28 December 2006

People season



This picture was taken a few days ago, and now people season has begun in earnest, so the scene is much more cluttered. Characteristics of the season? Many more humans than in the winter, but not many by international standards. Lost beach items, and discarded fishing catches. Last year, a stingray with the hook still in its mouth, that curved mouth that looks like a torque of finely cut moonstones set by a master jeweller. There are few beings as lovely and worthy of respectful admiration as a ray.

There will be many more blue-bottles (Physalia utriculus, otherwise called Portuguese man-o'-war) who end their multiple lives on the shore in the coming months. Blue-bottles are only one species in what's called the Blue Layer that get all washed up and whose mortal coils literally dessicate on golden sands in the summer months. Here is a beached Porpita porpita

W.J. Dakin's Australian Seashores, revised and illustrated by Isobel Bennet tells much about their lives, has much better pictures than I can take, and is a classic that should be reprinted. It is a great book for really learning how the other many billions live, including those who constitute the Blue Layer.

Wonderfully out of range of today's syndrome-proud standards, this passage is typical, and is appropriately about the blue-bottle: "The dried bladders, still containing gas and still blue in colour, may be thick on the sandy beaches, tossed up above the high-water mark by the waves. Children like to pop them by stamping on them."

Sadly, I've never had to shove any children out of the way when I've done my stamping. They don't play this game any more, though last year we were lucky enough to come across a mother and her 6-year-old son, who had just found a tiny, incredibly cute blue-ringed octopus in a tidepool. "Come away," the mother said. "Don't bother the octopus." (And yes, she knew the reputation of the little thing.)

20 December 2006

An aweful site


This was a site that would have remained unseen, seeing as it was exposed when a fallen half of a eucalypt was sawn for firewood, and the cracked wood fell apart.

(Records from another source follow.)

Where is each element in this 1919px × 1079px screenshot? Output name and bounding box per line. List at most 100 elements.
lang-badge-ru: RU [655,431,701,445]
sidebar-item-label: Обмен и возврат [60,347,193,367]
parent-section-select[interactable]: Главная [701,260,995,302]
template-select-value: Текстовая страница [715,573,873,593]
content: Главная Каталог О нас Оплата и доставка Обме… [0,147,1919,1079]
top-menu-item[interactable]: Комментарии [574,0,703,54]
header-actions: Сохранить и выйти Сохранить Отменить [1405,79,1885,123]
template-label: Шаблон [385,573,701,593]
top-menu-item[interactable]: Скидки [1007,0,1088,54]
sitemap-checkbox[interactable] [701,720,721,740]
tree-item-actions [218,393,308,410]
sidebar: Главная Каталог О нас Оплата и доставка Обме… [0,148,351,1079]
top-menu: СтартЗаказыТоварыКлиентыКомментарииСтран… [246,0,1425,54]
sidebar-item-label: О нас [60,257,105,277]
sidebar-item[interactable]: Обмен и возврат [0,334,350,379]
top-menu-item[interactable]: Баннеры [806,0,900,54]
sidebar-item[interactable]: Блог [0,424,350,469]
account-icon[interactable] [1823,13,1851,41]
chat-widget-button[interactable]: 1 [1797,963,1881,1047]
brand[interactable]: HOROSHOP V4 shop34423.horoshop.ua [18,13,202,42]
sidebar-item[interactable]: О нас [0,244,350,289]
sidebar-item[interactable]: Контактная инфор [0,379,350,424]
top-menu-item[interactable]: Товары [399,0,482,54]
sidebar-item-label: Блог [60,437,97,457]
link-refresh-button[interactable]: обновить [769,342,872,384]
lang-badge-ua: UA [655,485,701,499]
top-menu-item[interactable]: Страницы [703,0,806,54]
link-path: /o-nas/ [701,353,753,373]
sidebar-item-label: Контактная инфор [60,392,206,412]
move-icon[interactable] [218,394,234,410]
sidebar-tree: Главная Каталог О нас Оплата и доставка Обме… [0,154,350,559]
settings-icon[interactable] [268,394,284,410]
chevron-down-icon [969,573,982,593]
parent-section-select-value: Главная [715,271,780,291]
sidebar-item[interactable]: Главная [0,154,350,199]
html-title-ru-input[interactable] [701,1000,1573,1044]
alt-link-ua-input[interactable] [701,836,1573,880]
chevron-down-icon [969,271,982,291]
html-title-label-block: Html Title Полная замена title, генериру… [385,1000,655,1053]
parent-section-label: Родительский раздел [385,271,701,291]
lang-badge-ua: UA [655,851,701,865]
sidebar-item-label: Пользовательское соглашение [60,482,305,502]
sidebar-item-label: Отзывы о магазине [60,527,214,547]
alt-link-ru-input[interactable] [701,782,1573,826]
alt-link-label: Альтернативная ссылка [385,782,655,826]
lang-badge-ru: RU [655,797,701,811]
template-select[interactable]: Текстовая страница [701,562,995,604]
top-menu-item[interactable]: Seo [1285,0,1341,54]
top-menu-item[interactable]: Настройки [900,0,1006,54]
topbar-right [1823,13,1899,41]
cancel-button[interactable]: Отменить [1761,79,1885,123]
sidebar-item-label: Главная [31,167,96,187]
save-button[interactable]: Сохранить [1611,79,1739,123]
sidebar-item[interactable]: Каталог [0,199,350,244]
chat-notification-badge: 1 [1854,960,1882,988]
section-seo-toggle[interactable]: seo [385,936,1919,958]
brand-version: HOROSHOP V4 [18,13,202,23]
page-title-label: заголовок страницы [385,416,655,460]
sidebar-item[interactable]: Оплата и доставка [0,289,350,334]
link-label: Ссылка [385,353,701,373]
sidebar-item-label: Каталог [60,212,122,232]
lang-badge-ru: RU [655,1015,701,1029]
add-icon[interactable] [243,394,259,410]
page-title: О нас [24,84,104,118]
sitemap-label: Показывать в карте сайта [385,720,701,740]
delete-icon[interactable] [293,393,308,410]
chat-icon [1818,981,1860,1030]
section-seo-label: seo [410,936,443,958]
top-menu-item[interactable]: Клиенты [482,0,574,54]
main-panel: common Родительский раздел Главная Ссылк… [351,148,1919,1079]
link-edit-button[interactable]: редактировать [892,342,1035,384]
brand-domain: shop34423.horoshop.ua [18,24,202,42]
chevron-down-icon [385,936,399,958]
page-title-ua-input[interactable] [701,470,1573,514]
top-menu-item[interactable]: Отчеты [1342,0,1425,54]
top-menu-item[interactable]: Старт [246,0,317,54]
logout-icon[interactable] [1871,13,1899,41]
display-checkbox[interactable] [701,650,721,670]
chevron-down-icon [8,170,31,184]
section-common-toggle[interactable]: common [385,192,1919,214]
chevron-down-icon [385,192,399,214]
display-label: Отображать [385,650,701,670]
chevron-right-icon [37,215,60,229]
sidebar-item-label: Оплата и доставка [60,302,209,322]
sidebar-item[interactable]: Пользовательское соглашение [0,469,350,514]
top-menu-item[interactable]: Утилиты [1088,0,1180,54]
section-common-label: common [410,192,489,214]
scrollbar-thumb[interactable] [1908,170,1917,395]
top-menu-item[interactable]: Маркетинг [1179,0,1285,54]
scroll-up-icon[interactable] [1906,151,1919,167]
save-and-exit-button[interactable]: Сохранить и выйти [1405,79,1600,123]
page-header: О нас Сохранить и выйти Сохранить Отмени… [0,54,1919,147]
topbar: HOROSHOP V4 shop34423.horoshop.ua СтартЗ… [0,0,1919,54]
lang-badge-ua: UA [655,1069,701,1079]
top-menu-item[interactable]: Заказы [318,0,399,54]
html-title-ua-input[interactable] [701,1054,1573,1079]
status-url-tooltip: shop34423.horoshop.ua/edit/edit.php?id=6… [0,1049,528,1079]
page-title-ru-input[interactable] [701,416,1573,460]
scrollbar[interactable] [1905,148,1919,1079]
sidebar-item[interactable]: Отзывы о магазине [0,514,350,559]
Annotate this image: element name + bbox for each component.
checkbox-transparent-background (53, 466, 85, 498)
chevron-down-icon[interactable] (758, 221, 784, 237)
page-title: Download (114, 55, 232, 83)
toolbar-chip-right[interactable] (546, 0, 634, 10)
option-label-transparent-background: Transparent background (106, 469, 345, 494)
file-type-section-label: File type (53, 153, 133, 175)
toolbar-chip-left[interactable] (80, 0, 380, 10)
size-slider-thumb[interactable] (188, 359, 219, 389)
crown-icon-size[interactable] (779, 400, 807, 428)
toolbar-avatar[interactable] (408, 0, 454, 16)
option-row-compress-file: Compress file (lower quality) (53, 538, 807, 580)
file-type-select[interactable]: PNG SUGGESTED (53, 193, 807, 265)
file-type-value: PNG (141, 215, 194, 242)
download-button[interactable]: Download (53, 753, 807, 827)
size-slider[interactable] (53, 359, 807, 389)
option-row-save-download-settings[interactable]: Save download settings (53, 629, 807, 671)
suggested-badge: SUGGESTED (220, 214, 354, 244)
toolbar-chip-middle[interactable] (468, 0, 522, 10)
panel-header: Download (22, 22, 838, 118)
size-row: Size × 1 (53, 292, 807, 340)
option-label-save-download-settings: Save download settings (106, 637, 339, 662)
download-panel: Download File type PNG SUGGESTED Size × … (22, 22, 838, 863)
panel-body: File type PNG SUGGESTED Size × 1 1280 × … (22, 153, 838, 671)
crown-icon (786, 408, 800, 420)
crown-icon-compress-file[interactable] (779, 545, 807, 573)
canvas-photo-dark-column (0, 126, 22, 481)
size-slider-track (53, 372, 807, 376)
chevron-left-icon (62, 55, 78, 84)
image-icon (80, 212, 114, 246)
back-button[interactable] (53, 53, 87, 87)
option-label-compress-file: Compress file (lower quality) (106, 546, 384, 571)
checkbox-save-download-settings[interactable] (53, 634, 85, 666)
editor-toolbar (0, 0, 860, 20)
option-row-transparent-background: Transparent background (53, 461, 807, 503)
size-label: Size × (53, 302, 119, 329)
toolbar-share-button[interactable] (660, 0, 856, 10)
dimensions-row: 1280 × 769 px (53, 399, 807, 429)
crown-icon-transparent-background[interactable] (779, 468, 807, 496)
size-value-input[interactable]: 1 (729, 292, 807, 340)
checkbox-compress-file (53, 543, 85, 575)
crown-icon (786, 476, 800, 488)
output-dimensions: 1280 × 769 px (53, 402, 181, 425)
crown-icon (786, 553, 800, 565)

Said to live under loose bark, the inhabitants lived in a crack. When a piece of bark was placed on the now exposed split, life carried on. I don't know if the mother opened her eggsack (as is written), but her babies certainly emerged healthy,
though startled every time the piece of bark was removed for a peek (most of the time, they and their mother were on the underside of the bark, not the surface of the split wood).

These are the spiderlings of the huntsman, Delena cancerides. Their mother lived with them for weeks after they emerged, and it is written that she carries them on her back when she hunts (though I didn't see this).

The Australian Museum tells something about them, and so does Dr. Linda S. Raynor, Cornell University, who says, "The primary research in my laboratory is on the social behavior, mother-offspring dynamics, colony formation, and sexual conflict in the endemic Australian huntsman spider, Delena cancerides (Sparassidae). Delena were the spider stars of the 'Arachnophobia'!"

Phobias! Spiders, ringtones, heights, depths, oysters, tails, the outdoors, the unknown, the undiscovered.

The site was active for three weeks, and now is just firewood.

19 December 2006

Och ay! Alistair Rennie takes a poem above and beyond

This is the kind of collaboration I just love.

Lucky me, to have this poem read in the voice that it most certainly has (which isn't mine).

And it's wonderfully illustrated by Mike and Anita Allen.

"Trapped Words" in Mythic Delirium.

05 December 2006

We all thought Saunders was ABOVE words


And the terrifying wiggle of his ginger moustache . . .

If only we'd known he was dead.

Beating up bullies, flame-making fun for boys and girls, and other delights

I am very disappointed to announce that Bullies in the blog playground by A.C.E. Bauer is in December's Virtuous Medlar Circle. This essay deserves a wide readership.

As usual, there's also other stuff on the mothersite to stimulate you, shall we say, exclusive (meaning, ahem, few, but the truth so often hurts) readers of the CIRCLE: the I HATE QUOTES quotes, the IRRESISTIBLE links to books, ideas, food for the body and soul—and then back up to this month's new feature in the Circle, the "Dead-Guests-Can't-Say-No Classic"presented for your nanny's delight: a wonderfully illustrated lesson in astronomy that tells boys and girls how to start fires and blow stuff up. If this doesn't inspire you about what to get the littlies to celebrate the birth of 2007 or the death of 2006, then you deserve to be virtually fleischwolfed by a thousand thousand maggot-pale, grub-trunked, bilious, quivering, liverish snivelling cowards.